Le discours prononcé à Munich par le vice-président américain J. D. Vance a rendu perceptible, au moins pour la frange de la conscience européenne qui a su rester lucide, une urgence : l’Europe, restée léthargique depuis des années maintenant et ceci malgré les menaces qui pointaient et que Vance a seulement eu le mérite douteux de prononcer à haute voix, doit se ressaisir. Se ressaisir toutefois – et pour importante que soit la réflexion sur une politique de défense européenne commune – ne saurait se limiter à une prise en compte de la realpolitik. Il faut sur ce point être sensible au diagnostic en forme de pied de nez que nous a adressé Vance, en déplorant le supposé divorce de l’Europe avec les valeurs démocratiques et de liberté d’expression si chères aux États-Unis, alors même que le régime trumpiste prend le chemin de l’autoritarisme ouvert et de la censure systématique.
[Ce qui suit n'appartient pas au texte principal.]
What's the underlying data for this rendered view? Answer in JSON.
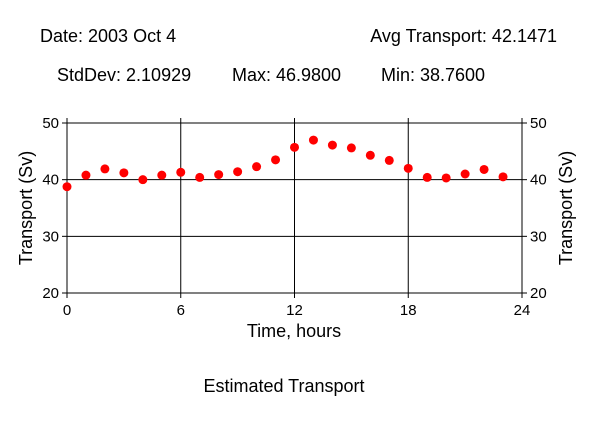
{
  "header": {
    "date": "Date: 2003 Oct 4",
    "avg": "Avg Transport: 42.1471",
    "stddev": "StdDev: 2.10929",
    "max": "Max: 46.9800",
    "min": "Min: 38.7600"
  },
  "caption": "Estimated Transport",
  "chart_data": {
    "type": "scatter",
    "title": "",
    "xlabel": "Time, hours",
    "ylabel": "Transport (Sv)",
    "xlim": [
      0,
      24
    ],
    "ylim": [
      20,
      50
    ],
    "xticks": [
      0,
      6,
      12,
      18,
      24
    ],
    "yticks": [
      20,
      30,
      40,
      50
    ],
    "grid": true,
    "marker_color": "#ff0000",
    "x": [
      0,
      1,
      2,
      3,
      4,
      5,
      6,
      7,
      8,
      9,
      10,
      11,
      12,
      13,
      14,
      15,
      16,
      17,
      18,
      19,
      20,
      21,
      22,
      23
    ],
    "y": [
      38.76,
      40.8,
      41.9,
      41.2,
      40.0,
      40.8,
      41.3,
      40.4,
      40.9,
      41.4,
      42.3,
      43.5,
      45.7,
      46.98,
      46.1,
      45.6,
      44.3,
      43.4,
      42.0,
      40.4,
      40.3,
      41.0,
      41.8,
      40.5
    ]
  }
}
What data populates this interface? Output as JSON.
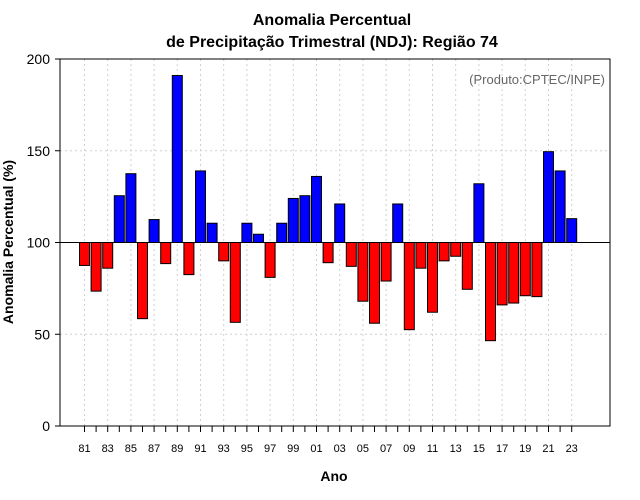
{
  "chart_data": {
    "type": "bar",
    "title": [
      "Anomalia Percentual",
      "de Precipitação Trimestral (NDJ): Região 74"
    ],
    "xlabel": "Ano",
    "ylabel": "Anomalia Percentual (%)",
    "annotation": "(Produto:CPTEC/INPE)",
    "ylim": [
      0,
      200
    ],
    "yticks": [
      0,
      50,
      100,
      150,
      200
    ],
    "baseline": 100,
    "grid": true,
    "xtick_labels": [
      "81",
      "83",
      "85",
      "87",
      "89",
      "91",
      "93",
      "95",
      "97",
      "99",
      "01",
      "03",
      "05",
      "07",
      "09",
      "11",
      "13",
      "15",
      "17",
      "19",
      "21",
      "23"
    ],
    "categories": [
      "1981",
      "1982",
      "1983",
      "1984",
      "1985",
      "1986",
      "1987",
      "1988",
      "1989",
      "1990",
      "1991",
      "1992",
      "1993",
      "1994",
      "1995",
      "1996",
      "1997",
      "1998",
      "1999",
      "2000",
      "2001",
      "2002",
      "2003",
      "2004",
      "2005",
      "2006",
      "2007",
      "2008",
      "2009",
      "2010",
      "2011",
      "2012",
      "2013",
      "2014",
      "2015",
      "2016",
      "2017",
      "2018",
      "2019",
      "2020",
      "2021",
      "2022",
      "2023"
    ],
    "values": [
      87.5,
      73.5,
      86,
      125.5,
      137.5,
      58.5,
      112.5,
      88.5,
      191,
      82.5,
      139,
      110.5,
      90,
      56.5,
      110.5,
      104.5,
      81,
      110.5,
      124,
      125.5,
      136,
      89,
      121,
      87,
      68,
      56,
      79,
      121,
      52.5,
      86,
      62,
      90,
      92.5,
      74.5,
      132,
      46.5,
      66,
      67,
      71,
      70.5,
      149.5,
      139,
      113
    ],
    "colors": {
      "above": "#0000ff",
      "below": "#ff0000",
      "grid": "#d0d0d0",
      "axis": "#000000",
      "annotation": "#666666"
    }
  }
}
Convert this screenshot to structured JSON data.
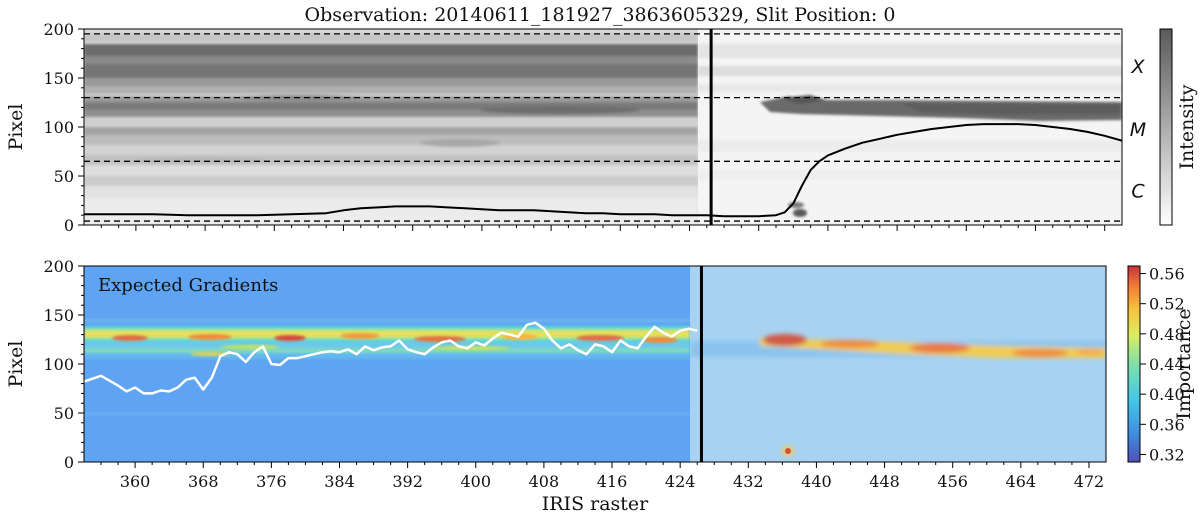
{
  "figure_title": "Observation: 20140611_181927_3863605329, Slit Position: 0",
  "chart_data": [
    {
      "type": "heatmap",
      "panel": "top",
      "title": "Observation: 20140611_181927_3863605329, Slit Position: 0",
      "ylabel": "Pixel",
      "ylim": [
        0,
        200
      ],
      "yticks": [
        "0",
        "50",
        "100",
        "150",
        "200"
      ],
      "grid": false,
      "colorbar": {
        "label": "Intensity",
        "cmap": [
          "#ffffff",
          "#5a5a5a"
        ]
      },
      "zone_boundaries": [
        4,
        65,
        130,
        195
      ],
      "zone_labels": [
        {
          "text": "X",
          "y": 162
        },
        {
          "text": "M",
          "y": 98
        },
        {
          "text": "C",
          "y": 35
        }
      ],
      "separator_x": 426.5,
      "series": [
        {
          "color": "#000000",
          "x": [
            354,
            358,
            362,
            366,
            370,
            374,
            378,
            382,
            384,
            386,
            388,
            390,
            392,
            394,
            396,
            398,
            400,
            402,
            404,
            406,
            408,
            410,
            412,
            414,
            416,
            418,
            420,
            422,
            424,
            426,
            428,
            430,
            432,
            434,
            435,
            436,
            437,
            438,
            439,
            440,
            442,
            444,
            446,
            448,
            450,
            452,
            454,
            456,
            458,
            460,
            462,
            464,
            466,
            468,
            470,
            472,
            474
          ],
          "y": [
            11,
            11,
            11,
            10,
            10,
            10,
            11,
            12,
            15,
            17,
            18,
            19,
            19,
            19,
            18,
            17,
            16,
            15,
            15,
            15,
            14,
            13,
            12,
            12,
            11,
            11,
            11,
            10,
            10,
            10,
            9,
            9,
            9,
            10,
            13,
            22,
            40,
            56,
            65,
            71,
            78,
            84,
            88,
            92,
            95,
            98,
            100,
            102,
            103,
            103,
            103,
            102,
            100,
            98,
            95,
            91,
            86
          ]
        }
      ]
    },
    {
      "type": "heatmap",
      "panel": "bottom",
      "annotation": "Expected Gradients",
      "xlabel": "IRIS raster",
      "ylabel": "Pixel",
      "xlim": [
        354,
        474
      ],
      "ylim": [
        0,
        200
      ],
      "xticks": [
        "360",
        "368",
        "376",
        "384",
        "392",
        "400",
        "408",
        "416",
        "424",
        "432",
        "440",
        "448",
        "456",
        "464",
        "472"
      ],
      "yticks": [
        "0",
        "50",
        "100",
        "150",
        "200"
      ],
      "grid": false,
      "colorbar": {
        "label": "Importance",
        "range": [
          0.31,
          0.57
        ],
        "ticks": [
          "0.32",
          "0.36",
          "0.40",
          "0.44",
          "0.48",
          "0.52",
          "0.56"
        ],
        "cmap": [
          "#5050b8",
          "#3f8fe0",
          "#45c8e8",
          "#7ee0a8",
          "#dcec60",
          "#f6c23c",
          "#f07a38",
          "#c8323a"
        ]
      },
      "separator_x": 426.5,
      "series": [
        {
          "color": "#ffffff",
          "x": [
            354,
            356,
            358,
            359,
            360,
            361,
            362,
            363,
            364,
            365,
            366,
            367,
            368,
            369,
            370,
            371,
            372,
            373,
            374,
            375,
            376,
            377,
            378,
            379,
            380,
            381,
            382,
            383,
            384,
            385,
            386,
            387,
            388,
            389,
            390,
            391,
            392,
            393,
            394,
            395,
            396,
            397,
            398,
            399,
            400,
            401,
            402,
            403,
            404,
            405,
            406,
            407,
            408,
            409,
            410,
            411,
            412,
            413,
            414,
            415,
            416,
            417,
            418,
            419,
            420,
            421,
            422,
            423,
            424,
            425,
            426
          ],
          "y": [
            82,
            88,
            78,
            72,
            76,
            70,
            70,
            73,
            72,
            76,
            84,
            86,
            74,
            86,
            108,
            112,
            110,
            102,
            112,
            118,
            100,
            99,
            106,
            106,
            108,
            110,
            112,
            113,
            112,
            115,
            110,
            118,
            114,
            117,
            118,
            124,
            115,
            112,
            110,
            117,
            122,
            124,
            118,
            116,
            122,
            119,
            126,
            132,
            130,
            128,
            140,
            142,
            136,
            124,
            116,
            120,
            114,
            110,
            120,
            118,
            112,
            124,
            118,
            116,
            128,
            138,
            132,
            128,
            134,
            136,
            134
          ]
        }
      ],
      "hotspots": [
        {
          "x": 436,
          "y": 124,
          "value": 0.56
        },
        {
          "x": 454,
          "y": 115,
          "value": 0.54
        },
        {
          "x": 438,
          "y": 15,
          "value": 0.56
        }
      ]
    }
  ]
}
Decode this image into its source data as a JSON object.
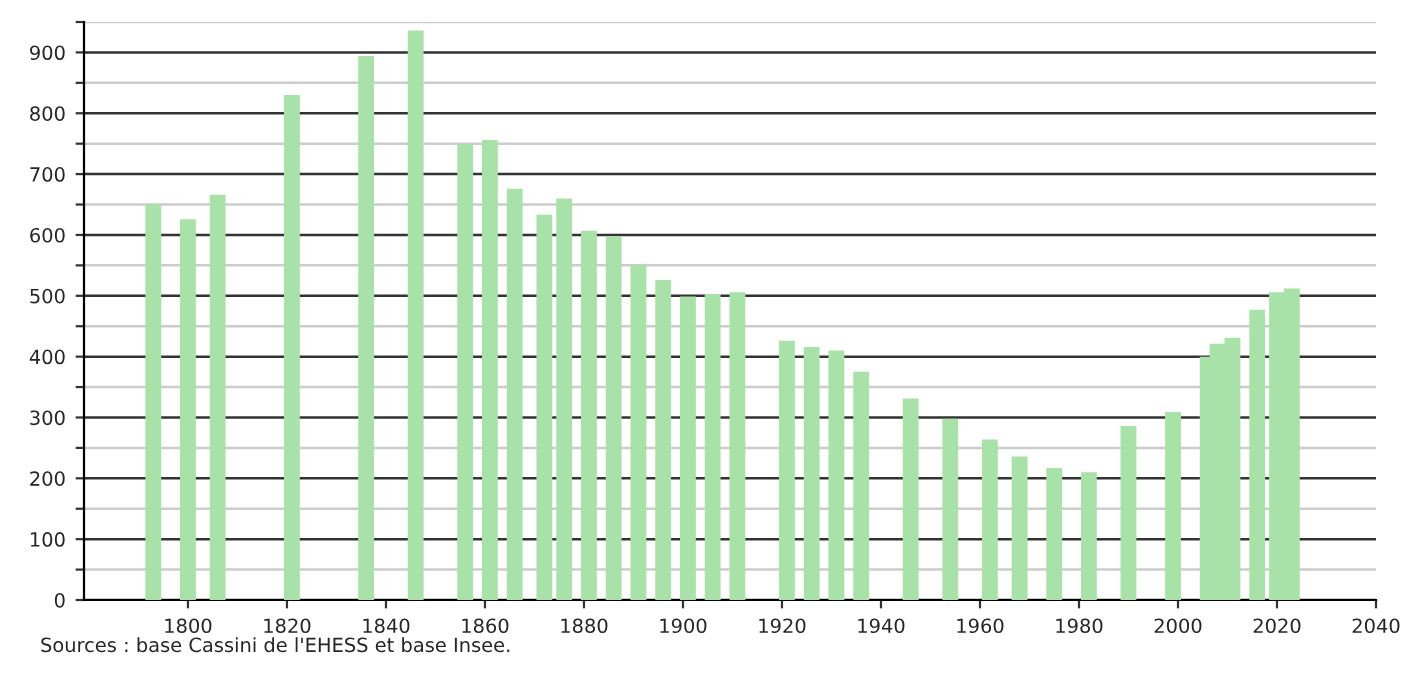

En l’absence d’une conception forte de l’Europe et de sa vocation politique, le risque est que le même chemin soit suivi, et qu’à la léthargie d’un libéralisme qui, depuis belle lurette, n’a plus réfléchi aux ressorts politiques de son existence, succède le cauchemar bien réel d’un souverainisme inféodé aux grandes puissances et jouant la « démocratie » contre le droit.
À très court terme, celui des élections fédérales décisives qui auront lieu en Allemagne ce week-end, ce cauchemar a un nom : AfD. Nous publions en conséquence un texte de Monty Ott sur l’histoire de ce mouvement, et le cataclysme démocratique que représenterait la collaboration des partis conservateurs avec l’extrême droite. Vance a d’ailleurs indiqué où se trouvaient ses alliés, en rencontrant la candidate à la chancellerie de l’AfD Alice Weidel, et en qualifiant le traitement de ce parti de « déni de démocratie ». On sait par ailleurs les sympathies qui unissent les réseaux internationaux de l’extrême droite à la Russie de Poutine. Le paradoxe n’est qu’apparent : le souverainisme de la « préférence nationale » vient s’inféoder aux grandes politiques de puissance nationale, dans la mesure où il ne connait pas d’autre politique que la force.
C’est contre cette menace que l’Europe doit être en mesure de formuler l’exceptionnalité de son projet politique, qui se soutient justement d’une défiance, acquise dans l’épreuve de l’histoire, envers toute politique de puissance. Aujourd’hui, c’est le sort propre aux « petites nations », celui d’une expérience vertigineuse de la précarité de leur existence, qui doit éclairer le destin de l’Europe et l’amener à se ressaisir. C’est au-dessus du principe même de leur existence que les nuages s’amoncellent, mais, comme a su le démontrer l’Ukraine depuis 2 ans, la « petite nation » n’est pas sans ressources. Pour appuyer ce point, nous publions un témoignage de Joseph Roche sur la manière dont Odessa, et encore en son sein, la « petite nation » juive, a su subsister dans la guerre.
Et, pour accompagner ce diagnostic, nous redonnons à lire le texte de Danny Trom « Kundera politique ». On s’y rappellera qu’Israël était pour Kundera la « petite nation par excellence », et que l’alternative politique qui s’y dessine en fait l’avant-poste de ce que l’Europe doit être amenée à réaliser sur elle-même : dans l’épreuve, elles se rejoignent.